Peter carried Thomas in on his shoulders, swooping the boy down into the chair Lilya indicated, sitting down beside him, tucking the snowy linen napkin into the top of his own shirt, under his double chin, and then reaching over and doing the same for Thomas.

When everyone was seated and the candles were lit, Steve cleared his throat and everyone joined hands and bowed their heads while he said the grace. “The poor shall eat and be satisfied, and those who seek the Lord shall praise Him; their hearts shall live forever! Glory to the Father, and to the Son, and to the Holy Spirit, now and ever and unto ages of ages. O Christ God, bless the food and drink of Thy servants, for Thou art holy, always, now and ever and unto ages of ages. Amen.” And then, before anyone could open their eyes, he added, “And please bless Father Christmas and his deer, and guide them so they find their way tonight to the house of the Zaichiks.”
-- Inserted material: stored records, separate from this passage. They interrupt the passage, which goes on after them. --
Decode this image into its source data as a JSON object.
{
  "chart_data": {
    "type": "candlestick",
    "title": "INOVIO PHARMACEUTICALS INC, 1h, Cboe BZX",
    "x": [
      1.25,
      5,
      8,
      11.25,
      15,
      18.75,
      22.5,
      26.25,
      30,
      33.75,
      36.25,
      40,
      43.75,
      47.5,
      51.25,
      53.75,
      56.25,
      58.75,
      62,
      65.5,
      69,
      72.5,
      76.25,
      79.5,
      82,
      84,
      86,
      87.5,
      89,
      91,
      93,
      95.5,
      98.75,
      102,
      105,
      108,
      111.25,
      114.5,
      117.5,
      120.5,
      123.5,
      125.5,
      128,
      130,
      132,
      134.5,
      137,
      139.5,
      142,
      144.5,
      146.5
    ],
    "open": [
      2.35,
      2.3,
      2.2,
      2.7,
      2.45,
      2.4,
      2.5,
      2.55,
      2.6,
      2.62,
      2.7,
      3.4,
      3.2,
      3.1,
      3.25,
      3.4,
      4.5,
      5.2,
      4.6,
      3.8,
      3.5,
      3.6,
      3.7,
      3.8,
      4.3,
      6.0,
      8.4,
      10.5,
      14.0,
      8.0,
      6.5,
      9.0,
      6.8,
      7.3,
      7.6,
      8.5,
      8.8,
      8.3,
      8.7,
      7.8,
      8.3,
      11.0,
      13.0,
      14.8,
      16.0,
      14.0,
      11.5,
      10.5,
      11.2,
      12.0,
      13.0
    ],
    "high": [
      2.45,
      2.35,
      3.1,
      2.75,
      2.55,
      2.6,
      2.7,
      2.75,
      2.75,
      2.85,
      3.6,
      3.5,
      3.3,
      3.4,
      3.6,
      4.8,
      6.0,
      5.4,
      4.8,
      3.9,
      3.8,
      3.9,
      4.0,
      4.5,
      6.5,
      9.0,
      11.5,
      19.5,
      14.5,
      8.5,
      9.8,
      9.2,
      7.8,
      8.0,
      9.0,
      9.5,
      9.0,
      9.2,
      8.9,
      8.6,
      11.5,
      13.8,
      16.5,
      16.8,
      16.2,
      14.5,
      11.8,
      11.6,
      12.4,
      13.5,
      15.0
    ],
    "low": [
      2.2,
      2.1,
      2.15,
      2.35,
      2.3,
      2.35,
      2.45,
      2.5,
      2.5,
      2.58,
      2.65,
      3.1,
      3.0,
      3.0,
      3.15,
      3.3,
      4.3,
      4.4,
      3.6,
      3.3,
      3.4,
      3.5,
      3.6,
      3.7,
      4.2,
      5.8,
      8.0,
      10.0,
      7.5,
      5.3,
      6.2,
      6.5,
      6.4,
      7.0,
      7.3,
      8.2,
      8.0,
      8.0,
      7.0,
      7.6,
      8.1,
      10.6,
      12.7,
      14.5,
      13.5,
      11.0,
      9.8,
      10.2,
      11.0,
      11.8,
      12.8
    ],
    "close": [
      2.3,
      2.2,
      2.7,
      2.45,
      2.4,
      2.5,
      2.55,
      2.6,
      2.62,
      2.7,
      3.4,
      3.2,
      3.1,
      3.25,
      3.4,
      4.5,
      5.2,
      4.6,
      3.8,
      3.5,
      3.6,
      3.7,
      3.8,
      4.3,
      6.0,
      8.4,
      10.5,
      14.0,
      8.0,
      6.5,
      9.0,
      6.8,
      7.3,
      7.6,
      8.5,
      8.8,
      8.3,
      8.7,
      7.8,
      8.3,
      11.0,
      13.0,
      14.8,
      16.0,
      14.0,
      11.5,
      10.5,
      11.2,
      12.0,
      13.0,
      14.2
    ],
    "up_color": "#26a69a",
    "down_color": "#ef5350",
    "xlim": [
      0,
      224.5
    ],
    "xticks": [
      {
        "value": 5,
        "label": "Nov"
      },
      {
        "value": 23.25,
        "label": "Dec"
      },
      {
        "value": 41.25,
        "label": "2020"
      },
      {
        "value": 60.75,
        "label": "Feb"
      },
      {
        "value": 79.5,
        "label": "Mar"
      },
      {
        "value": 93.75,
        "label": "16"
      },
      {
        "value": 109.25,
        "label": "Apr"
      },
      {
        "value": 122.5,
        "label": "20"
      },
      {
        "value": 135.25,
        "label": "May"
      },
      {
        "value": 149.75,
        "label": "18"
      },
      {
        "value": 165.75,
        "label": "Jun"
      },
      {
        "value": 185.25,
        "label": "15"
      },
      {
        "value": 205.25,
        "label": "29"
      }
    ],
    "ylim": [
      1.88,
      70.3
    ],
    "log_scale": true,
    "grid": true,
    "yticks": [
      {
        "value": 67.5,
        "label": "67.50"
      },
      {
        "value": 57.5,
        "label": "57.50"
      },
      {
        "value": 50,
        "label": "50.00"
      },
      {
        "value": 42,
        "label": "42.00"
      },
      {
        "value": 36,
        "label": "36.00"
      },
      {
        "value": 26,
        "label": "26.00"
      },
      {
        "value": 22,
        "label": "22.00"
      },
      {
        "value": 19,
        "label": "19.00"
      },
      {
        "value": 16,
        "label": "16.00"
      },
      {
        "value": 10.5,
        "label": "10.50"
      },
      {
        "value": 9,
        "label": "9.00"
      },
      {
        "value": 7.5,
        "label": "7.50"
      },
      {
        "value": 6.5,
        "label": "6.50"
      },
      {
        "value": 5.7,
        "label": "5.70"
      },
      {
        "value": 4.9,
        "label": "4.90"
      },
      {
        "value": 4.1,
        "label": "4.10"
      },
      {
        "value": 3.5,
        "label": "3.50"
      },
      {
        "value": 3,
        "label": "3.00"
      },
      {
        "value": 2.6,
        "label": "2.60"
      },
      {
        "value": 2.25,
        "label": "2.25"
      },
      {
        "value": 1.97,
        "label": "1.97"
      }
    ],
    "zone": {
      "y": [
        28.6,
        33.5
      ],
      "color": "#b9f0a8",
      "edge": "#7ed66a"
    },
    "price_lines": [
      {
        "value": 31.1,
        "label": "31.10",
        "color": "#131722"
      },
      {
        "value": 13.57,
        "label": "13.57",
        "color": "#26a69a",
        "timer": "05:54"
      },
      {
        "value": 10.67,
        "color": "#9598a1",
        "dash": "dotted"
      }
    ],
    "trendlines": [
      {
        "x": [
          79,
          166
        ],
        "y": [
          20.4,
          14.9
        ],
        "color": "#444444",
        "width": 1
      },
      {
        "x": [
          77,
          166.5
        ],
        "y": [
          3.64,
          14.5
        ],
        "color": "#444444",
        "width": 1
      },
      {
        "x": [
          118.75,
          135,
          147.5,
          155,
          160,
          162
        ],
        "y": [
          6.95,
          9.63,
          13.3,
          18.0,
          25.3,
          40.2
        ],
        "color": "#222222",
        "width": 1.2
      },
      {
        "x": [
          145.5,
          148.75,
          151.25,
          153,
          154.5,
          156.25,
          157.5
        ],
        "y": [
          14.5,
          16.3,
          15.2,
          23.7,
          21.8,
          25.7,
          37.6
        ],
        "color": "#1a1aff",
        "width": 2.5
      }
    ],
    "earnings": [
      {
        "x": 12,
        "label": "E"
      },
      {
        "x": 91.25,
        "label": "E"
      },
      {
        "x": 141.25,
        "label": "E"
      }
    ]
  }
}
Everyone said amen again, and then the food began to make its rounds. The feast began with beet soup, then the little cabbage rolls, eaten with sour cream. There were mashed potatoes, buttery turnips, coleslaw, pickled gherkins, turkey dressing, cranberry sauce, baskets of bread and rolls. And the huge turkey itself, golden brown and glistening. Steve got to his feet to carve, putting the fat drumsticks on the children’s plates.